I had a weird experience tonight that was worth posting...just to capture it in my journal.
Today was an okay day. Started out good, got progressively more frustrating as it went on. I had dinner plans with a group of friends tonight to celebrate St Patrick's Day, and I was thinking by 5:00 that I really would like to have a beer. I get to daycare to pick up S7, and the teacher presents a note that says he's hit 2 kids. I ask him what's up with that, and he just says, "They hit me first." So, we get to the car, and I check his folder from school. He's got 2 marks on his paper...which means he had to be called down at least 4 times...she gives them 2. So, now I'm really frustrated. He's gotten many marks at school over the last few months, and his dad had told him the other day that 3 more meant he'd miss the spring football he wanted to play. Today was the 3rd of those 3.
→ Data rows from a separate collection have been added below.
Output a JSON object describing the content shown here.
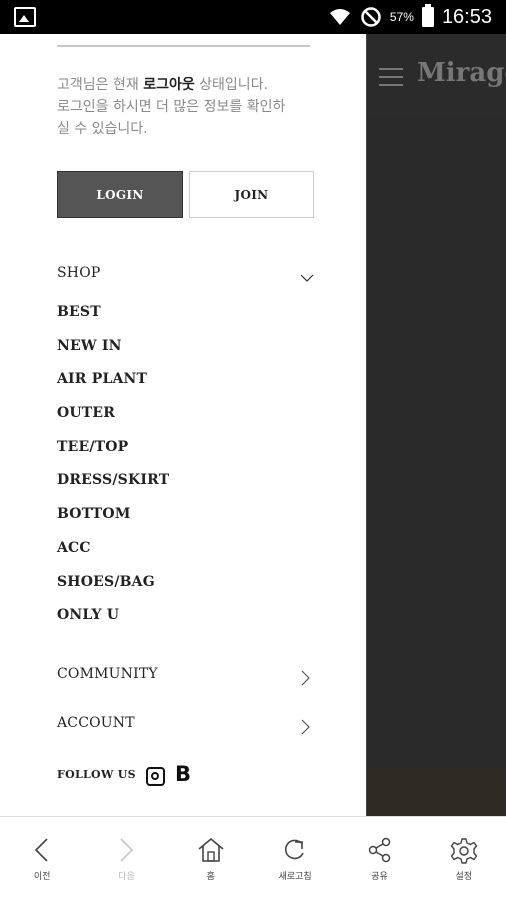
{
  "status_bar": {
    "battery": "57%",
    "time": "16:53"
  },
  "page": {
    "brand": "Mirage"
  },
  "drawer": {
    "notice_prefix": "고객님은 현재 ",
    "notice_status": "로그아웃",
    "notice_line1_suffix": " 상태입니다.",
    "notice_line2": "로그인을 하시면 더 많은 정보를 확인하",
    "notice_line3": "실 수 있습니다.",
    "login_label": "LOGIN",
    "join_label": "JOIN",
    "shop_label": "SHOP",
    "menu_items": [
      "BEST",
      "NEW IN",
      "AIR PLANT",
      "OUTER",
      "TEE/TOP",
      "DRESS/SKIRT",
      "BOTTOM",
      "ACC",
      "SHOES/BAG",
      "ONLY U"
    ],
    "community_label": "COMMUNITY",
    "account_label": "ACCOUNT",
    "follow_label": "FOLLOW US",
    "blog_letter": "B"
  },
  "bottom_bar": {
    "items": [
      {
        "label": "이전",
        "icon": "back-icon"
      },
      {
        "label": "다음",
        "icon": "forward-icon"
      },
      {
        "label": "홈",
        "icon": "home-icon"
      },
      {
        "label": "새로고침",
        "icon": "refresh-icon"
      },
      {
        "label": "공유",
        "icon": "share-icon"
      },
      {
        "label": "설정",
        "icon": "settings-icon"
      }
    ]
  }
}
I call H. I rarely do that outside our appointed times. He answers and I say, "Do you have a minute to talk to S7 about his day?" He says yes and I let S7 tell him about the note and the marks at school. S7 is quiet while his dad talks then he hands me the phone.
H tells me what he told S7 about not getting to play football, and asks me what I intend to do about punishment. I ask what he suggests. He tells me, and I don't respond right away. So, he gets angry...he says, "Well, if you don't agree, don't take my advice." I said, "Actually, H, I do agree. I'm just so frustrated that I have to sacrifice my plans for the evening because S7 got in trouble at school." He says, "Well, that's what it means to be a parent." And, I'm thinking...yeah, like you know about that. But, I held my tongue.
So, I cancel our plans with the group (cause some of S7's friends will be there so it was as much fun for him as for me). And we get all S7's homework done. And, he can't watch TV so he reads extra for school. And, we talk about his day, and he can't explain the behavior, but he assures me he'll do better tomorrow. And H calls at 7:50 to talk to boys. I make S3 talk because he's not been interested in talking to H lately. Then, S7 talks and hands me the phone. H asks me some financial stuff about our settlement...as I suspected, refinancing the boat to remove my name may prove difficult for him. We discuss, and then, I say, "H, I sent you the last draft of the settlement. Ball's in your court. If you need extra time to refinance the boat, mark up the agreement and extend the time. Just promise you won't kill anyone while my name is on the registration." He says, "Well, I can't afford fuel for the boat, so, it's unlikely it will move at all. How much time do you think is fair?" And, I say, "Look, H, talk to the bank. Find out what you need to do to make it work. Let me know. I'll work with you. I'm not trying to make things difficult for you. I mean, I've never tried to make things difficult for you..." And, at this point I'm crying. Since I realize I'm not going to contain it, I say, "H, I'm having a tough day so I'm gonna let you go." And the most amazing thing happened then...My H's voice, I mean MY H's voice...the one without the attitude and the chip on his shoulder, said, "Oh, Amy (long pause) okay, I'll just let you go." So, I hung up.
But, he's in there. I heard him. And, somehow that's sad and wonderful at the same time. I've been so worried about my boys living part time with H and the OW. Knowing that my H is still inside that body somewhere means that there's hope that he'll look out for them when I can't.
I hope everyone had a great St. Patrick's Day, and I hope someone drank a beer for me tonight!!!
Love you all.
Amy
Me 39 H 36 S 7 S 4 T 15 M 12 H out 8/1/08 OW confirmed 8/6/08 D final on 6/12/09...I'm doing good!